“Explore. Dream. Discover.”Mark Twain
As authors, we flatter ourselves that the worlds and characters we create exist in – and stem from – the limitless possibilities of our imagination. Of course, there is more than a grain of truth to this. But to suppose that we are not affected or inspired by the people, places and events that surround us would be wrong; that flirty interaction with the pretty barista as you await your early morning cappuccino will undoubtedly find its way into a line of prose somewhere down the line – intentionally or not. It’s inevitable.
So, accepting the situations, characters and ideas we place on the page have, to some degree, a point of origin – a moment of genesis, doesn’t it make sense that if we were to expand our experiences, visit different lands and immerse ourselves in their prevailing cultures, our stories – our writing – will be all the richer for it.
I’m a great advocate for fresh perspectives. Without first-hand experience, our creations run the risk of becoming stilted and dimensionless. It’s all too easy to create characters and invent worlds from the comfort of home, but the world is constantly changing, and the information we receive through news channels and social media is, I’m afraid to say, unreliable at best. As writers and authors, isn’t it our responsibility to seek out those changes and incorporate them, whenever possible, into our work? I certainly believe so.
Now, to clarify, I’m not talking here about travel writing – the kind of cliched, mind-numbing nonsense a reader might well suffer through in a Sunday Supplement. Rather, I’m advocating the concept of Travel and Writing; the art of storytelling whilst travelling.
As I write this blog, I’m preparing for a new and exciting adventure. I have been granted a two-week leave of absence from the pleasures and delights of Blasdale Towers to take my notebook and pen, my camera and the library of unfinished works-in-progress that presently litter my desk across the pond to the United States and Canada (more on this trip here). I’m hoping that the very same fresh perspectives I extoll the virtues of above will launch forth a wellspring of interesting and new experiences that will inspire new stories and help resolve manuscript issues with those presently awaiting completion. But what’s truly exciting for me is the chance to meet, talk and share ideas with friends I’ve only hitherto known via social media. The chance to see their world first-hand and to experience these fabled lands as something akin to that of a local is, certainly for this author, a privileged opportunity not to be squandered.

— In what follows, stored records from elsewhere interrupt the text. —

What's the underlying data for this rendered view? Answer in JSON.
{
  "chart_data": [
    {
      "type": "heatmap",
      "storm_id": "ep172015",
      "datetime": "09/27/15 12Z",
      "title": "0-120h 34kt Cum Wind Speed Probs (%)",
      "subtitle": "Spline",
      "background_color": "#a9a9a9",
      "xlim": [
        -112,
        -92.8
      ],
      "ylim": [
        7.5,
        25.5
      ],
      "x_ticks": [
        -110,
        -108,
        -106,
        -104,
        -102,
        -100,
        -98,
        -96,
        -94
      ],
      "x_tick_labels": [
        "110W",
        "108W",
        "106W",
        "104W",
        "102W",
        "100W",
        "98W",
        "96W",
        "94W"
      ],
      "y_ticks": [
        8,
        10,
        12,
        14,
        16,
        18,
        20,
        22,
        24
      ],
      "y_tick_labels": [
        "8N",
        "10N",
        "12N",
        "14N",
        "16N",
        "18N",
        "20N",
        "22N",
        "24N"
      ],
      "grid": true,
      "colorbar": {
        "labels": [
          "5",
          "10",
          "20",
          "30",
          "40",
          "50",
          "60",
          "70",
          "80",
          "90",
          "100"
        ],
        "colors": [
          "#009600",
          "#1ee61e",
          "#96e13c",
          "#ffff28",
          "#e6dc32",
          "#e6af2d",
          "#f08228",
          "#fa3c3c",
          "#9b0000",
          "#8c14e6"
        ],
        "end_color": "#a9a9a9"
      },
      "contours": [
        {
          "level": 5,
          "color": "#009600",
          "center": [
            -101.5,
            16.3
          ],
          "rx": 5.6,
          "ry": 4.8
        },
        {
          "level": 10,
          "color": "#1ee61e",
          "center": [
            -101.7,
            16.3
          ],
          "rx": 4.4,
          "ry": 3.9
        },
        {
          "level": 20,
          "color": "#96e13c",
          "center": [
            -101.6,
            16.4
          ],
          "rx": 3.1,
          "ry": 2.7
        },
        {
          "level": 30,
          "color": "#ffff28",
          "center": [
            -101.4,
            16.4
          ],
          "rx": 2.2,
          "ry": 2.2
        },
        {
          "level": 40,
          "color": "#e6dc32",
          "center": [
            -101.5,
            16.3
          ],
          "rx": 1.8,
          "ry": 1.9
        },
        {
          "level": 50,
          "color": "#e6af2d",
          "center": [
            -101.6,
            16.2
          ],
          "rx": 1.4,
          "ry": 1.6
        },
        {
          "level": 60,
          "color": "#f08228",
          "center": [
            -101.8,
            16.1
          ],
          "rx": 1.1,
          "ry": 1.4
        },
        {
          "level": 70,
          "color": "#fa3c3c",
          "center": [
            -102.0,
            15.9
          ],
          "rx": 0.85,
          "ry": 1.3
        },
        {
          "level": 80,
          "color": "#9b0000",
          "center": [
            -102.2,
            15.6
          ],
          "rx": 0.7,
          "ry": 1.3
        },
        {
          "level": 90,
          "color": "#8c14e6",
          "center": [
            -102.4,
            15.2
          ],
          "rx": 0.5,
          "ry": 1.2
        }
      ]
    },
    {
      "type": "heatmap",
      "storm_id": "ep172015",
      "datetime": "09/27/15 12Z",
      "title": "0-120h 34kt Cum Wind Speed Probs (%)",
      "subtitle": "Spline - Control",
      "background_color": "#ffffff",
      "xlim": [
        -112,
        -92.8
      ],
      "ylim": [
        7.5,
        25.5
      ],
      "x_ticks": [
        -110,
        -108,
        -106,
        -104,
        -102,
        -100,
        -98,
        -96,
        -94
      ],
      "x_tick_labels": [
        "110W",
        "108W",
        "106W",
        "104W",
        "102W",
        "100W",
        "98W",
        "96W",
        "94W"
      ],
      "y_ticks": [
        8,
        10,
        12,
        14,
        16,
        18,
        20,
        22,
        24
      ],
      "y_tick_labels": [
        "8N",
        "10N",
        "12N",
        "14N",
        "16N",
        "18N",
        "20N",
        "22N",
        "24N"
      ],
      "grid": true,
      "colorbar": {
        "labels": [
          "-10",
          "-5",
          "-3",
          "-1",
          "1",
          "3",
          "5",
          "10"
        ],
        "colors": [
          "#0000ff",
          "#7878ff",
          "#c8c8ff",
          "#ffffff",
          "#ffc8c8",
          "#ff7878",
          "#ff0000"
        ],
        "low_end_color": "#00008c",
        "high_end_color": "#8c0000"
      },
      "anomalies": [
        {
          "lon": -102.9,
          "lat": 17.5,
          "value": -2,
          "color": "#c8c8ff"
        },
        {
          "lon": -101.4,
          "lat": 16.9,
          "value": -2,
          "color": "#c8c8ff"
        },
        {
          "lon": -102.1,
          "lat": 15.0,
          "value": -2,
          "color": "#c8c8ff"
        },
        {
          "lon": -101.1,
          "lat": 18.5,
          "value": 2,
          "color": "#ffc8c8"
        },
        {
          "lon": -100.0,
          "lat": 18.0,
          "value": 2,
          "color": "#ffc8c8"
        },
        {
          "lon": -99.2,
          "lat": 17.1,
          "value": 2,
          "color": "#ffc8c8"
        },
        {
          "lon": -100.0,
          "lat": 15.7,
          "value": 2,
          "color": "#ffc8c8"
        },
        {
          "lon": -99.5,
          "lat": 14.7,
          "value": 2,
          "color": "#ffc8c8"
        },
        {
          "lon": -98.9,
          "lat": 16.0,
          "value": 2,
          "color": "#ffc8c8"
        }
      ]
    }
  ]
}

I have visited the Land of Liberty many times, but never in the role of author and travel writer. This, then, is an exciting prospect; a transatlantic adventure that takes me to, as yet, unvisited States and Provinces, furnishing me with an opportunity to witness the exciting, changing face of both the United States and Canada. My passion for books will be sated too. Such a trip as this naturally allows me the freedom to introduce myself to local bookstores, to pick their brains as to current trends and potential markets; to better understand the reading habits of our post-colonial cousins.
Travel teaches us to live in the present, to take advantage of the opportunities that surround us – to make every moment count. For the seasoned traveller, stories have a habit of announcing themselves in the ether. They are fuelled by watching, listening, engaging and absorbing all that’s around us. They don’t tend to obey schedules, deadlines or other demands. Your story will come. But you must make sure you’re ready to see it.
Finally, there is, of course, a reciprocal aspect at work here, insomuch as the sheer physical distance from those we love gives us a palpable sense of longing for hearth and home; an overwhelming and unmistakeable desire, as our journey draws to a close, to return to the simple pleasures of our normal, everyday life. In this, I am no exception.